The Obama administration’s new Feed the Future initiative is big—$3.5 billion over 3 years—and bold. It has been touted as “a new way of doing development” and aims to reach 40 million people, including 25 million children, in ten years in an effort to tackle chronic hunger and achieve global food security. The objective and approach of the new initiative are laudable. Indeed, it is hard to find fault within the new initiative; the challenge is what lies just beyond its reach: a U.S. global development strategy and a streamlined organizational structure that reduces sector and initiative-based fragmentation in our aid architecture.
There is a lot to like about Feed the Future (my colleague Steven Rosenzweig says more about this). The initiative recognizes global food security as a moral, economic and security issue that is intimately linked to the success of other investments in health, education and economic growth. The program injects substantial new resources, both money and expertise, to help developing countries improve agricultural productivity and increase incomes. It aims to leverage expertise from across U.S. government and multilateral agencies. It is working in partnership with congressional partners including Senators Lugar and Casey. And features of the initiative--country ownership, a focus on women and girls, measuring impact and smart communications—are widely regarded as ingredients of development success.
The problem is that this new way for development looks an awful like the old way:
- Who’s in charge? There is no one person in charge of the Feed the Future initiative. USAID Administrator Raj Shaj gave opening remarks at the Chicago Council on Global Affairs’ event last week, but is not necessarily the point person. Feed the Future is housed at the State Department and as far as I can tell the otherwise impressive Feed the Future website lacks staff or leadership information. Buried in the press releases you’ll find an explanation that Feed the Future will have two deputy coordinators: Ambassador Patricia Haslach will be the deputy coordinator for diplomacy and Ambassador William Garvelink will be the deputy coordinator for development. State Department’s Cheryl Mills said Secretary Clinton is ultimately accountable in partnership with Raj Shah and others, but that global food security coordinator has yet to be named.Having one point of contact matters not only for accountability to American taxpayers and Congress, but also for our partners in developing countries. If they don’t know who is in charge, whom do they call?
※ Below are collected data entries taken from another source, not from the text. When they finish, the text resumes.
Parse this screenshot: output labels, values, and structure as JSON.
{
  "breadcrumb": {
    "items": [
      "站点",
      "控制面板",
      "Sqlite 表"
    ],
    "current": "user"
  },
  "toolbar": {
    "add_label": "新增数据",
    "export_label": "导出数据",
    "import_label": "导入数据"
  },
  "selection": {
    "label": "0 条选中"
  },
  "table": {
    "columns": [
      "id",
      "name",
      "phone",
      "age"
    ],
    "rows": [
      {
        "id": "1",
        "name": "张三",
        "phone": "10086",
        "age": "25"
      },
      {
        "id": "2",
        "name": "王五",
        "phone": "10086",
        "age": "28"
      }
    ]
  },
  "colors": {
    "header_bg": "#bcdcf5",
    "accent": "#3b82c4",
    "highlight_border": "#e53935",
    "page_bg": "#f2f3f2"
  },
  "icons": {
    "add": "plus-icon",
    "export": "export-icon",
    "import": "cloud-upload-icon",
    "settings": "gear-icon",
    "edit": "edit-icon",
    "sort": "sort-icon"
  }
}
It seems unlikely they call Hillary Clinton, and unmanageable to call Cheryl Mills, Raj Shah, Patricia Haslach, William Garvelink and the yet to be named coordinator. The bigger issue is how difficult it must be for our partners to keep track of all their development contacts: food security, global health, Millennium Challenge Corporation, the President’s Emergency Plan for AIDS Relief, investments in women and girls, climate programming, and so on.
- New administration priority and program; separate structure and funding. It is not unreasonable for each administration to distinguish their efforts, development or otherwise, with flagship initiatives. But the number of new initiatives—PEPFAR, MCC, President’s Malaria Initiative, the Global Health Initiative, Feed the Future, and so on—adds up, creating a patchwork of highly fragmented programs in different government agencies that can work at cross-purposes or duplicate efforts. The creation of initiatives like PEPFAR and MCC outside of USAID was seen as an effort to work around the dysfunction of USAID, instead of rebuilding its capacity. The Obama administration has vowed to make USAID the “premiere development agency in the world” but Feed the Future fits the old pattern.
- No clear coordination with other U.S. development policy tools. Increasing agricultural productivity and access to markets to improve incomes has clear connections with local, regional and international trade. I heard little about U.S. trade policies at the Feed the Future event last week, but clearly coordinated trade and food security policies matters for the success of the program. In contrast, investments in increasing the production of a certain crop or product through Feed the Future and then limiting the export of the same product with U.S. trade policies would be counterproductive. This of course requires broader coordination at the U.S. executive branch level—ideally through a U.S. global development strategy—and in Congress. Rep. McGovern acknowledged the challenges in Congress of multiple committees of jurisdiction over aid, trade, and related portfolios and wisely suggested congressional leadership pull together bipartisan meetings with all the committee chairs.
Again, these gaps don’t diminish the importance of global food security as part of our development objectives and our own moral, economic and national security interests. But they do signal that despite a growing consensus and unique window of opportunity to modernize U.S. foreign assistance, we’re still waiting. And while we wait, even the big, bold initiatives that have important objectives and intelligent approaches, end up looking a lot like business as usual. At a minimum, putting Raj Shah in charge of Feed the Future would be one way to have a clear point of contact, minimize new fragmentation, and signal that the administration is serious about building USAID’s capacity by letting it lead on a major new initiative (and one which Administrator Shah has specific experience and credibility). And we’ll keep hoping that the distinguishing feature of this administration’s development is still to come in the form of a U.S. global development strategy, a grand bargain with Congress on a new foreign assistance act, a streamlined and capable 21st century development agency, and increased funding and accountability for our development dollars.